The ED was significantly lower in patients undergoing 320-MDCT angiography, with a median ED of 4.4 mSv (interquartile range [IQR], 3.4-6.2 mSv), compared with 64-MDCT angiography, with a median ED of 6.2 mSv (IQR, 5.5-6.9 mSv) (p = 0.0001). In patients with a heart rate of 65 beats/min or less (92%), the median radiation dose using 320-MDCT was 4.1 mSv (IQR, 3.2-6.1 mSv), and that for 64-MDCT angiography was 6.2 mSv (IQR, 5.8-6.9 mSv) (p = 0.0001). In patients with heart rate greater than 65 beats/min (8%), the median dose was higher with 320-MDCT (8.7 mSv; IQR, 5.9-14.3 mSv) than with 64-MDCT (5.8 mSv; IQR, 5.3-6.7 mSv) (p = 0.02). Segmental image quality was significantly better for 320-MDCT (excellent or good quality, 96.66%; nondiagnostic quality, 0.1%) than for 64-MDCT angiography (excellent or good quality, 86%; nondiagnostic quality, 3.33%) (all p < 0.0001).
Image quality was good for both 320- and 64-MDCT angiography. Overall radiation dose was significantly lower in 320-MDCT angiography when the heart rate was 65 beats/min or less. Every effort should be made to control heart rate to minimize radiation dose.
本研究旨在比较前瞻性门控 320 排和 64 排 MDCT 血管造影的辐射剂量和图像质量。

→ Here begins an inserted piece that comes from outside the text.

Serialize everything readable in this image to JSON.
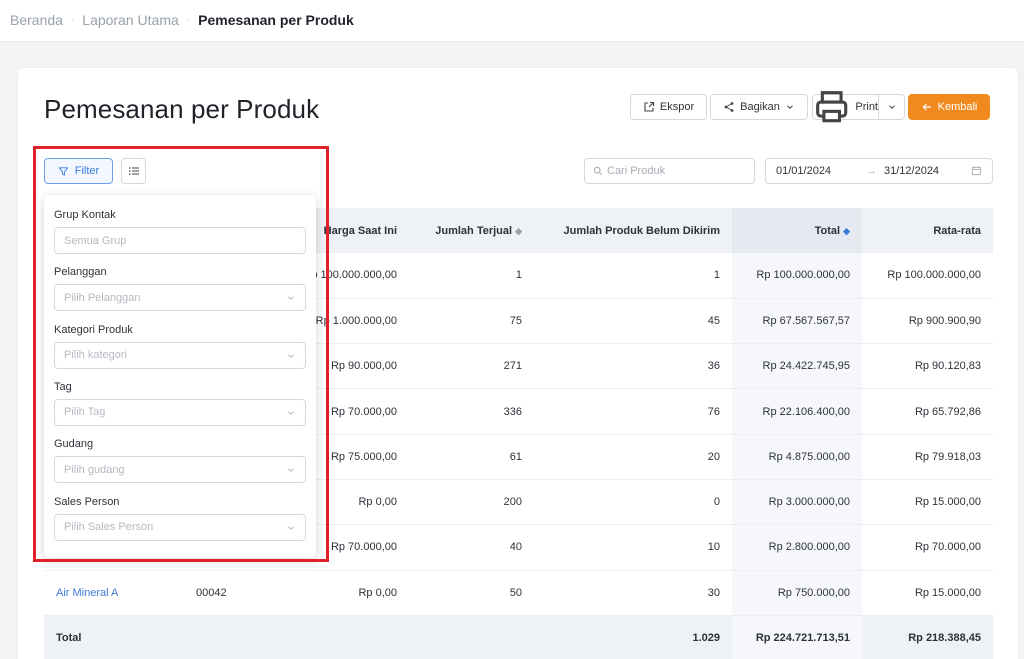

174 例患者行 320 排 MDCT 检查,95 例患者行 64 排 MDCT 检查。320 排 MDCT 的扫描参数为 120kVp、400mA 和机架旋转时间 350 毫秒;64 排 MDCT 的扫描参数为 120kVp、600mA 和机架旋转时间 350 毫秒。有效剂量(ED)通过剂量长度乘积和转换系数(k=0.014mSv/mGy×cm)计算得出。两位观察者使用 16 节段模型,采用 3 分制独立评估图像质量,其中 3 分表示质量优秀,1 分表示无法诊断。有分歧时通过共识解决。
行 320 排 MDCT 血管造影的患者 ED 明显低于行 64 排 MDCT 血管造影的患者,其 ED 的中位数为 4.4mSv(四分位距 [IQR],3.4-6.2mSv),而 64 排 MDCT 血管造影的 ED 中位数为 6.2mSv(IQR,5.5-6.9mSv)(p=0.0001)。在心率为 65 次/分或以下(92%)的患者中,320 排 MDCT 的辐射剂量中位数为 4.1mSv(IQR,3.2-6.1mSv),而 64 排 MDCT 血管造影的 ED 中位数为 6.2mSv(IQR,5.8-6.9mSv)(p=0.0001)。在心率大于 65 次/分(8%)的患者中,320 排 MDCT 的剂量中位数(8.7mSv;IQR,5.9-14.3mSv)高于 64 排 MDCT(5.8mSv;IQR,5.3-6.7mSv)(p=0.02)。320 排 MDCT 的节段图像质量明显优于 64 排 MDCT 血管造影(优秀或良好质量,96.66%;无法诊断质量,0.1%)(均 p<0.0001)。
320 排和 64 排 MDCT 血管造影的图像质量均良好。当心率为 65 次/分或以下时,320 排 MDCT 血管造影的总体辐射剂量显著降低。应尽一切努力控制心率,以尽量降低辐射剂量。